2.10. Notices. In the event of a transaction that would
constitute a Change of Control but for the provisions of
Section 1(h)(i)(A) or 1(h)(iii)(B) regarding contractual
restrictions on the acquiror, the Company will give written
notice to the Executive that no Change of Control has
occurred. Likewise, in the event that such contractual
restrictions are subsequently removed, the Company will give
written notice to the Executive that a Change of Control has
occurred or will occur as of the effective date of the
removal of such restrictions. Any termination by the Company
for Cause or by the Executive for Good Reason following a
Change of Control shall be communicated by Notice of
Termination to the other party. For purposes of this
Agreement, a "Notice of Termination" shall mean a written
notice which shall indicate the specific termination
provision in this Agreement relied upon, and shall set forth
in reasonable detail the facts and circumstances claimed to
provide a basis for termination of the Executive's employment
under the provision so indicated.
ARTICLE 3. FORM AND TIMING OF SEVERANCE BENEFITS
3.1. Form and Timing of Severance Benefits. The Severance
Benefits described in Sections 2.3(a), 2.3(b), 2.3(c),
2.3(e), and 2.3(f) hereof shall be paid in cash to the
Executive in a single lump sum as soon as practicable
following the Effective Date of Termination, but in no event
beyond thirty (30) days from such date. Any payment required
under this Section 3.1, or any other provision of this
Agreement, that is not made in a timely manner will bear
interest at a rate equal to one hundred twenty percent (120%)

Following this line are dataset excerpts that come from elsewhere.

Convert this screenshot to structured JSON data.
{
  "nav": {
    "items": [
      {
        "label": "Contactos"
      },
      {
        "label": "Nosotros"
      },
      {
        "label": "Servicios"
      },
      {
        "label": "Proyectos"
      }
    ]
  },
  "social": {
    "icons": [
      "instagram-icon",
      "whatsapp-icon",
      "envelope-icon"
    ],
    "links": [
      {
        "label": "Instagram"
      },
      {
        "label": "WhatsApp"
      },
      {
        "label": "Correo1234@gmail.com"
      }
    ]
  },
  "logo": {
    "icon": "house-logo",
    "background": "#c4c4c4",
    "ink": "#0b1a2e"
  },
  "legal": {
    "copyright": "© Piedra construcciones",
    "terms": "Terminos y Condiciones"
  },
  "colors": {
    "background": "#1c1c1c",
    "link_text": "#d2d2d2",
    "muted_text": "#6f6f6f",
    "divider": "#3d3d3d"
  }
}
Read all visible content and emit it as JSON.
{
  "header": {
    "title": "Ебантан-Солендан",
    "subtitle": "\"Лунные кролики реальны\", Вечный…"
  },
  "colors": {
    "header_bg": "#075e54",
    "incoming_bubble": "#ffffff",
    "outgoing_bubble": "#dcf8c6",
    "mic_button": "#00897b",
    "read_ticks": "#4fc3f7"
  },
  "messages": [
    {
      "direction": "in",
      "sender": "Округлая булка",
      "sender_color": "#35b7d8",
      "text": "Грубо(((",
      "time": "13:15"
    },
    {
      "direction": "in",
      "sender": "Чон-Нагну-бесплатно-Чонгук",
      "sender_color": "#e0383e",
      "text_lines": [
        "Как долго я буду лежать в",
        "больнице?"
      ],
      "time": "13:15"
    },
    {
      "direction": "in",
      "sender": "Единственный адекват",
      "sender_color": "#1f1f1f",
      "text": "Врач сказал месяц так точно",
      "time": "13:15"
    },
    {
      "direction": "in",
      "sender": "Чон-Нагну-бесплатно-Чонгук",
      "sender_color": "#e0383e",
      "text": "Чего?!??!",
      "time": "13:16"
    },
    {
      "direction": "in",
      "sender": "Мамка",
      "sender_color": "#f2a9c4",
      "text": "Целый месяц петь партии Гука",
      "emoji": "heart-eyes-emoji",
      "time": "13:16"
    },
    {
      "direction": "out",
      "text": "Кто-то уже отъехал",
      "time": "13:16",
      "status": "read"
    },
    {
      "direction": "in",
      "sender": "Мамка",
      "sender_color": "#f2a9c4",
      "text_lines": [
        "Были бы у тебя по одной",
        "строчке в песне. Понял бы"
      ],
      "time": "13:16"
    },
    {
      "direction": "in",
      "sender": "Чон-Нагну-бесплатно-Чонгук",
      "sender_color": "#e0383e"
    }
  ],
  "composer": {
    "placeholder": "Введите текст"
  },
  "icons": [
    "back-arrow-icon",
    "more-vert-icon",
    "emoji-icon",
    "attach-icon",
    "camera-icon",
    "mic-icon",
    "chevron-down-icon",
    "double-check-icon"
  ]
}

of the applicable federal rate, as in effect under Section
1274(d) of the Code for the month in which the payment is
required to be made.
3.2. Withholding of Taxes. The Company shall be entitled to
withhold from any amounts payable under this Agreement all
taxes as legally shall be required (including, without
limitation, any United States Federal taxes, and any other
state, city, or local taxes).
ARTICLE 4. EXCISE TAX GROSS-UP
4.1Equalization Payment. In the event that the Executive
becomes entitled to Severance Benefits, if any of the
Executive's Total Payments will be subject to the tax (the
"Excise Tax") imposed by Section 4999 of the Code (or any
similar tax that may hereafter be imposed), the Company shall
pay to the Executive in cash an additional amount (the "Gross-
up Payment") such that the net amount retained by the
Executive after deduction of any Excise Tax on the Total
Payments and any federal, state, and local income tax and
Excise Tax upon the Gross-up Payment provided for by this
Section 4.1, shall be equal to the Total Payments. Such
payment shall be made by the Company to the Executive as soon
as practicable following the Effective Date of Termination,
but in no event beyond thirty (30) days from such date.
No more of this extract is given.